LT: That’s an easy one. I earned my Ph.D. because I just loved school. I just loved being around a campus, and I stayed as long as I could. I got one degree after another because I never wanted to go out and a get a job. Finally, I had to. And, of course, I’m glad I did. I always felt that at some point I’d again be back on a campus.
BI: What kind of advice do you have for young people who are interested in both academe and journalism?
LT: Well, I tell anybody who asks me about anything they want to do to just go do it. You’ve got to give it a go. What’s interesting to me is that I get so many questions from people with bachelor’s degrees in journalism asking about getting a master’s in journalism. I happen to think that there’s not a lot of use in getting two degrees in this field. I tell people the year and a half, two years it takes to get a master’s is better spent getting the experience. Of course, if you want to teach then obviously you should pursue getting the advanced degrees.
BI: How would you characterize the rewards of teaching?

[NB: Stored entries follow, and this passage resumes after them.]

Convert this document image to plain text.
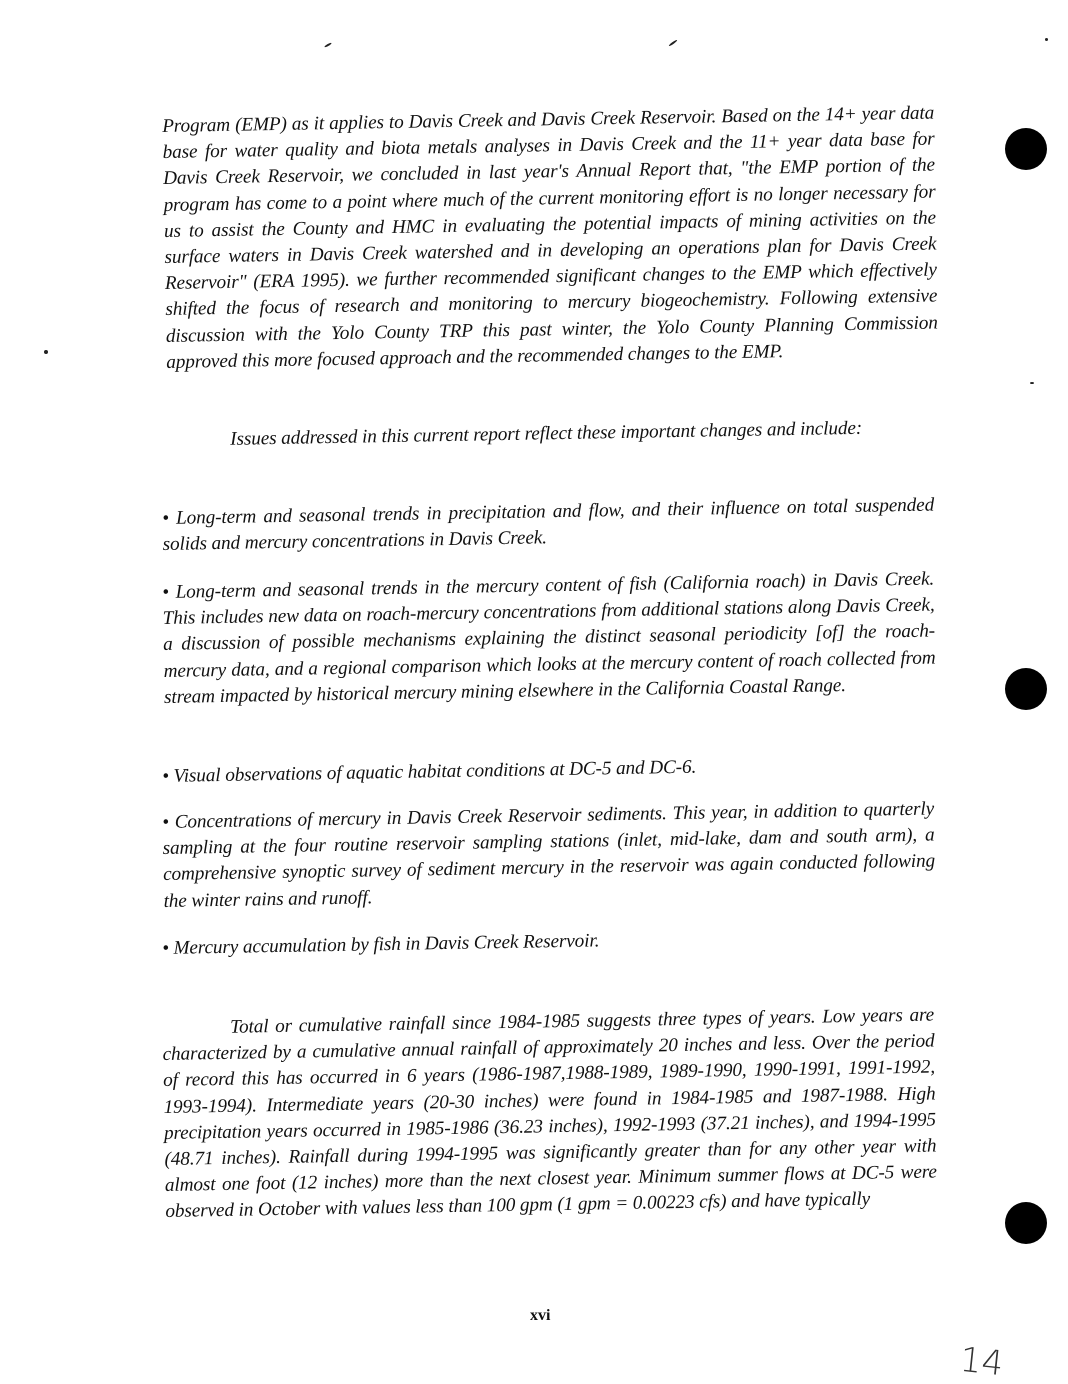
Program (EMP) as it applies to Davis Creek and Davis Creek Reservoir. Based on the 14+ year data base for water quality and biota metals analyses in Davis Creek and the 11+ year data base for Davis Creek Reservoir, we concluded in last year's Annual Report that, "the EMP portion of the program has come to a point where much of the current monitoring effort is no longer necessary for us to assist the County and HMC in evaluating the potential impacts of mining activities on the surface waters in Davis Creek watershed and in developing an operations plan for Davis Creek Reservoir" (ERA 1995). we further recommended significant changes to the EMP which effectively shifted the focus of research and monitoring to mercury biogeochemistry. Following extensive discussion with the Yolo County TRP this past winter, the Yolo County Planning Commission approved this more focused approach and the recommended changes to the EMP.

Issues addressed in this current report reflect these important changes and include:

• Long-term and seasonal trends in precipitation and flow, and their influence on total suspended solids and mercury concentrations in Davis Creek.

• Long-term and seasonal trends in the mercury content of fish (California roach) in Davis Creek. This includes new data on roach-mercury concentrations from additional stations along Davis Creek, a discussion of possible mechanisms explaining the distinct seasonal periodicity [of] the roach-mercury data, and a regional comparison which looks at the mercury content of roach collected from stream impacted by historical mercury mining elsewhere in the California Coastal Range.

• Visual observations of aquatic habitat conditions at DC-5 and DC-6.

• Concentrations of mercury in Davis Creek Reservoir sediments. This year, in addition to quarterly sampling at the four routine reservoir sampling stations (inlet, mid-lake, dam and south arm), a comprehensive synoptic survey of sediment mercury in the reservoir was again conducted following the winter rains and runoff.

• Mercury accumulation by fish in Davis Creek Reservoir.

Total or cumulative rainfall since 1984-1985 suggests three types of years. Low years are characterized by a cumulative annual rainfall of approximately 20 inches and less. Over the period of record this has occurred in 6 years (1986-1987,1988-1989, 1989-1990, 1990-1991, 1991-1992, 1993-1994). Intermediate years (20-30 inches) were found in 1984-1985 and 1987-1988. High precipitation years occurred in 1985-1986 (36.23 inches), 1992-1993 (37.21 inches), and 1994-1995 (48.71 inches). Rainfall during 1994-1995 was significantly greater than for any other year with almost one foot (12 inches) more than the next closest year. Minimum summer flows at DC-5 were observed in October with values less than 100 gpm (1 gpm = 0.00223 cfs) and have typically

xvi
14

LT: If I have a legacy, in fact, it is my students. They are absolutely everywhere — networks, local stations. They are anchors, reporters, producers and in management. They are amazing, and I am immensely proud to have had even a little bit to do with them and the progress they’ve made. They’ve been an inspiration to me. And I wouldn’t trade the experience for anything. Even better, so many of them stay in touch. Hardly a week goes by when I don’t get at least a couple or three e-mails and phone calls from former students. I’ve even seen them win Emmys now. Teaching, as my current kids might say, has been the “bomb.”